- Born: Robert Sidney Halligan Jr. January 3, 1953 (age 73)
- Genres: Hard rock; heavy metal;
- Occupations: Singer; musician; record producer; songwriter;
- Instruments: Vocals; guitar;
- Member of: Ceili Rain

= Bob Halligan Jr. =

American musician, producer and songwriter

Robert Sidney Halligan Jr. (born January 3, 1953) is an American singer, musician, record producer and songwriter who has collaborated with many artists, particularly in the hard rock and heavy metal genre, throughout his career. He is currently the lead vocalist and guitarist for the band Ceili Rain, a group he founded that combines Celtic, rock, and contemporary Christian music.
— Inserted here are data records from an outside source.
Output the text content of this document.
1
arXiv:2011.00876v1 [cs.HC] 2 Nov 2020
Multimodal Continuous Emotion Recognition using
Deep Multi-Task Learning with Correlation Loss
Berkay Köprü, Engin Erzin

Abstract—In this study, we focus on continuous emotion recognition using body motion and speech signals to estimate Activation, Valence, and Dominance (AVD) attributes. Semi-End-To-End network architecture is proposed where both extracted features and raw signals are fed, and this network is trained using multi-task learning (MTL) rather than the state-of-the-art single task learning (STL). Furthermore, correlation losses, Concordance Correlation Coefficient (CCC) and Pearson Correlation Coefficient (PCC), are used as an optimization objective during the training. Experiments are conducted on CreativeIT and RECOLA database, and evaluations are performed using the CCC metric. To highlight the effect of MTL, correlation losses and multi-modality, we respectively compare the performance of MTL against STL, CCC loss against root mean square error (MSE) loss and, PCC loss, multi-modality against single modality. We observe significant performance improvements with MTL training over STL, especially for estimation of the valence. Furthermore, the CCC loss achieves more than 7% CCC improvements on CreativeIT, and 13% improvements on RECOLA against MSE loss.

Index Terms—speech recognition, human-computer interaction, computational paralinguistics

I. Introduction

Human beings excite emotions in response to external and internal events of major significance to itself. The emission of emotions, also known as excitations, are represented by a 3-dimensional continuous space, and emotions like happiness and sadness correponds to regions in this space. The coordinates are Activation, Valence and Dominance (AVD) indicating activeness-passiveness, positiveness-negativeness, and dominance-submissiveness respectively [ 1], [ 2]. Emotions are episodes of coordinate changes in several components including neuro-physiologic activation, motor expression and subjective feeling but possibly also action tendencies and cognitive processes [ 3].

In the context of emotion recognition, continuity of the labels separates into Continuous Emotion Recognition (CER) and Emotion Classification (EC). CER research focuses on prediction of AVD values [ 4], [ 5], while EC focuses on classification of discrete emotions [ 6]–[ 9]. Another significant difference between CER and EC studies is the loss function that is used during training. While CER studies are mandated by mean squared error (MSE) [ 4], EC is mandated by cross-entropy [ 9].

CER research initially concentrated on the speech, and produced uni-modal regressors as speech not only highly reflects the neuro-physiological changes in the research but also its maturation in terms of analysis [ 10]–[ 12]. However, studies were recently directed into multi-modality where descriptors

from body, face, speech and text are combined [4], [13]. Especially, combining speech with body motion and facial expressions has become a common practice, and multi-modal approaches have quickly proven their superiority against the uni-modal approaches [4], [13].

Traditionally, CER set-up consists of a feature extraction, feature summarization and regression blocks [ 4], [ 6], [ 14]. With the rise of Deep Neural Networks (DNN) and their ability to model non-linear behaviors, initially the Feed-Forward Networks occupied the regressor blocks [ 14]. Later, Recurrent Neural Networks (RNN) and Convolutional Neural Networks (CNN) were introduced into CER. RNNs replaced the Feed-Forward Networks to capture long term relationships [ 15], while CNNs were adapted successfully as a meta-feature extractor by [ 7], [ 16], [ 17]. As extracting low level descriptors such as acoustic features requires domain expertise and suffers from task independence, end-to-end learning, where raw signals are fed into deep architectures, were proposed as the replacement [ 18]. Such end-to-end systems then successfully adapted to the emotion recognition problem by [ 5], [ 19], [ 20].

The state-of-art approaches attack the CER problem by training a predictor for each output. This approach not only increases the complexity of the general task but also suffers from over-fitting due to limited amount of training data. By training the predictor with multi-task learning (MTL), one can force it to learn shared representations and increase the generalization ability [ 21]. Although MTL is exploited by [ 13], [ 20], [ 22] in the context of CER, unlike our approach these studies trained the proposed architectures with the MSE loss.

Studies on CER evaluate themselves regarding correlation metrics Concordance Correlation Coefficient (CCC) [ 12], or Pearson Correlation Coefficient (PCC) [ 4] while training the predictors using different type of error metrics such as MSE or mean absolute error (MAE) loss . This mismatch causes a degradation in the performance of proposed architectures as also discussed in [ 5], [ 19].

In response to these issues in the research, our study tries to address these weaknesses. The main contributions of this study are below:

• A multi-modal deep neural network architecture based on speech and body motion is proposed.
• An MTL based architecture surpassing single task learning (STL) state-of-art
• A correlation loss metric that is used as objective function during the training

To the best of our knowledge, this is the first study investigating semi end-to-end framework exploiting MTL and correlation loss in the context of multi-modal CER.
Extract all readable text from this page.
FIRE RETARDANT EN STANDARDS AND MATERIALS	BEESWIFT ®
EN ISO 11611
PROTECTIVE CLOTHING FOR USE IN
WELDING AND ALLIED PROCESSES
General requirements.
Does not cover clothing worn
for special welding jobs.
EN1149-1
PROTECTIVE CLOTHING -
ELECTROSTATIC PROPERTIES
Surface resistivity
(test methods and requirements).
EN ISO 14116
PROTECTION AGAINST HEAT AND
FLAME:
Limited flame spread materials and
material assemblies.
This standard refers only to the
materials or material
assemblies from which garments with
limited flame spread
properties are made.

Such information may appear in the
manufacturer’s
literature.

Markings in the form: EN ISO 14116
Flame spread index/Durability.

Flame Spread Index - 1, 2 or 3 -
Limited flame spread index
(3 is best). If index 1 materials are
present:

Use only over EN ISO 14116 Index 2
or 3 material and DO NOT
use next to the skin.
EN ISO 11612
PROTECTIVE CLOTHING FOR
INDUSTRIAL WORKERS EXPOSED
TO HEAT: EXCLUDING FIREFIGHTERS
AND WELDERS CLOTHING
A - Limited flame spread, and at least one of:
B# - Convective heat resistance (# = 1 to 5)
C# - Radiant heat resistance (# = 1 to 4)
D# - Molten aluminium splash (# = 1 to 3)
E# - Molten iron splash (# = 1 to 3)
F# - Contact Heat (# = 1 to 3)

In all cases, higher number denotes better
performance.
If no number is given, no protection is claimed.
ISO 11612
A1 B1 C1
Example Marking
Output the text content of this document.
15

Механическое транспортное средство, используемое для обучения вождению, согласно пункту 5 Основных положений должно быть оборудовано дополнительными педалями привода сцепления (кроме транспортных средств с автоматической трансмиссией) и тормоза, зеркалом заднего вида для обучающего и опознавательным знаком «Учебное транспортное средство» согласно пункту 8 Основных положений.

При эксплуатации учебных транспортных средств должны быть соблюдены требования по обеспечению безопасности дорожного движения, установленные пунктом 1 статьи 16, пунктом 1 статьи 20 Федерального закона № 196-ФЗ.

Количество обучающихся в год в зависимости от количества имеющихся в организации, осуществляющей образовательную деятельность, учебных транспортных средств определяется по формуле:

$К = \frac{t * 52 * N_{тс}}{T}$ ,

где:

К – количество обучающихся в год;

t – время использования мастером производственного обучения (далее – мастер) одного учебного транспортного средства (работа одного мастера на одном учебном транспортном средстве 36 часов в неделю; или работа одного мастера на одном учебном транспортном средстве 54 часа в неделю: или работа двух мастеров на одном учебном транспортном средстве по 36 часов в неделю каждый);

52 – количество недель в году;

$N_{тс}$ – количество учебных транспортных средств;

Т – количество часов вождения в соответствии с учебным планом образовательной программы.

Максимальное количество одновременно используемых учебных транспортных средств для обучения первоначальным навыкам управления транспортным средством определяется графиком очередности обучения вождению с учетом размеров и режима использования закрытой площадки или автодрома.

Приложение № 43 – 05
As a songwriter, Halligan has contributed songs to three albums by the heavy metal band Judas Priest, namely "(Take These) Chains" from 1982's Screaming for Vengeance and the single "Some Heads Are Gonna Roll" from 1984's Defenders of the Faith. Judas Priest's lead vocalist Rob Halford included another song by Halligan, "Twist", on the album Resurrection by his band Halford. In 2024, he was credited with writing the song "The Lodger" from 2024's Invincible Shield.

Halligan also worked extensively with the hard rock/heavy metal band Kix, beginning in the mid-1980s, when he co-wrote most of the songs on the band's third album, Midnite Dynamite. Incidentally, one of the most successful songs he has ever written is Kix's near-top ten hit, "Don't Close Your Eyes" (co-written with one-time Crack the Sky frontman John Palumbo and Kix bassist Donnie Purnell), which was featured on the band's follow-up album, Blow My Fuse. The song remains Kix's highest-charting single.

He also wrote the songs "Beat 'Em Up" and "Make Rock Not War" on Blue Öyster Cult's album Club Ninja (1985), "Rise to It" and "Read My Body" on Kiss' album Hot in the Shade (1989), "Could've Been You" on Cher's album Love Hurts (1991) and the single "Rock You" for Helix's album Walkin' the Razor's Edge (1984). In addition, Halligan wrote or co-wrote most of the songs on Night of the Crime by the 80s heavy metal band Icon. He also co-wrote the song "Bang Down the Door" on Bonfire's 1989's Point Blank record.

In the Christian rock domain, he has worked with Rick Cua, focusing on Cua's solo career (including his 1985 album You're My Road).